A group of researchers demonstrated a new type of compound synapse that can achieve synaptic weight programming and conduct vector-matrix multiplication with significant advances over the current state of the art. Publishing its work in the Journal of Applied Physics, from AIP Publishing, the group’s compound synapse is constructed with atomically thin boron nitride memristors running in parallel to ensure efficiency and accuracy.
The article appears in a special topic section of the journal devoted to “New Physics and Materials for Neuromorphic Computation,” which highlights new developments in physical and materials science research that hold promise for developing the very large-scale, integrated “neuromorphic” systems of tomorrow that will carry computation beyond the limitations of current semiconductors today.
“There’s a lot of interest in using new types of materials for memristors,” said Ivan Sanchez Esqueda, an author on the paper. “What we’re showing is that filamentary devices can work well for neuromorphic computing applications, when constructed in new clever ways.”

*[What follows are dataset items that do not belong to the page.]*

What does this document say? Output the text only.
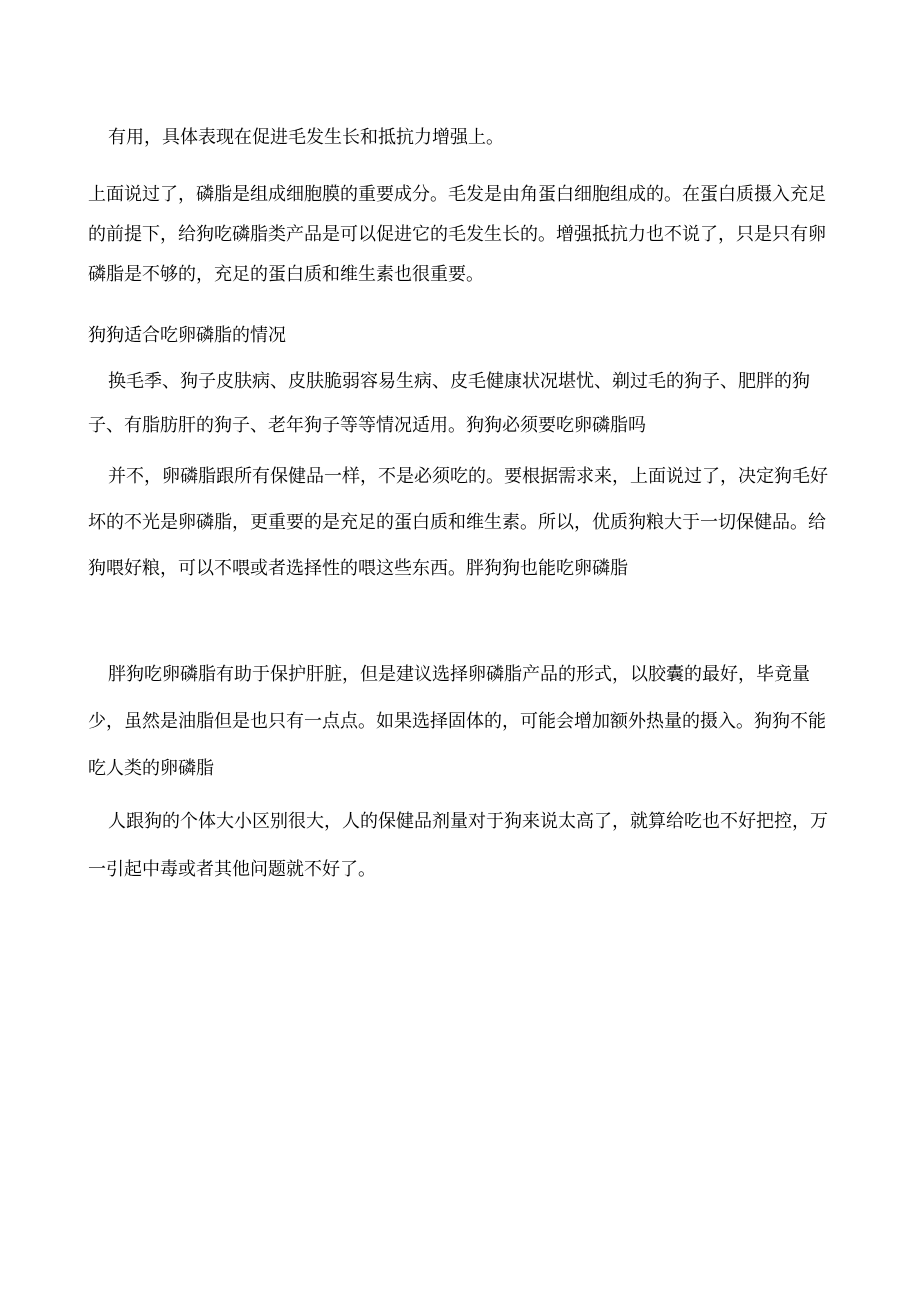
有用，具体表现在促进毛发生长和抵抗力增强上。

上面说过了，磷脂是组成细胞膜的重要成分。毛发是由角蛋白细胞组成的。在蛋白质摄入充足的前提下，给狗吃磷脂类产品是可以促进它的毛发生长的。增强抵抗力也不说了，只是只有卵磷脂是不够的，充足的蛋白质和维生素也很重要。

狗狗适合吃卵磷脂的情况

换毛季、狗子皮肤病、皮肤脆弱容易生病、皮毛健康状况堪忧、剃过毛的狗子、肥胖的狗子、有脂肪肝的狗子、老年狗子等等情况适用。狗狗必须要吃卵磷脂吗

并不，卵磷脂跟所有保健品一样，不是必须吃的。要根据需求来，上面说过了，决定狗毛好坏的不光是卵磷脂，更重要的是充足的蛋白质和维生素。所以，优质狗粮大于一切保健品。给狗喂好粮，可以不喂或者选择性的喂这些东西。胖狗狗也能吃卵磷脂

胖狗吃卵磷脂有助于保护肝脏，但是建议选择卵磷脂产品的形式，以胶囊的最好，毕竟量少，虽然是油脂但是也只有一点点。如果选择固体的，可能会增加额外热量的摄入。狗狗不能吃人类的卵磷脂

人跟狗的个体大小区别很大，人的保健品剂量对于狗来说太高了，就算给吃也不好把控，万一引起中毒或者其他问题就不好了。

Current memristor technology suffers from a wide variation in how signals are stored and read across devices, both for different types of memristors as well as different runs of the same memristor. To overcome this, the researchers ran several memristors in parallel. The combined output can achieve accuracies up to five times those of conventional devices, an advantage that compounds as devices become more complex.
The choice to go to the subnanometer level, Sanchez said, was born out of an interest to keep all of these parallel memristors energy-efficient. An array of the group’s memristors were found to be 10,000 times more energy-efficient than memristors currently available.
“It turns out if you start to increase the number of devices in parallel, you can see large benefits in accuracy while still conserving power,” Sanchez said. Sanchez said the team next looks to further showcase the potential of the compound synapses by demonstrating their use completing increasingly complex tasks, such as image and pattern recognition.
Here’s an image illustrating the parallel artificial synapses,
Here’s a link to and a citation for the paper,
Efficient learning and crossbar operations with atomically-thin 2-D material compound synapses by Ivan Sanchez Esqueda, Huan Zhao and Han Wang. The article will appear in the Journal of Applied Physics Oct. 16, 2018 (DOI: 10.1063/1.5042468).
This paper is behind a paywall.
*Title corrected from ‘Two approaches to memristors featuring’ to ‘Two approaches to memristors’ on May 31, 2019 at 1455 hours PDT.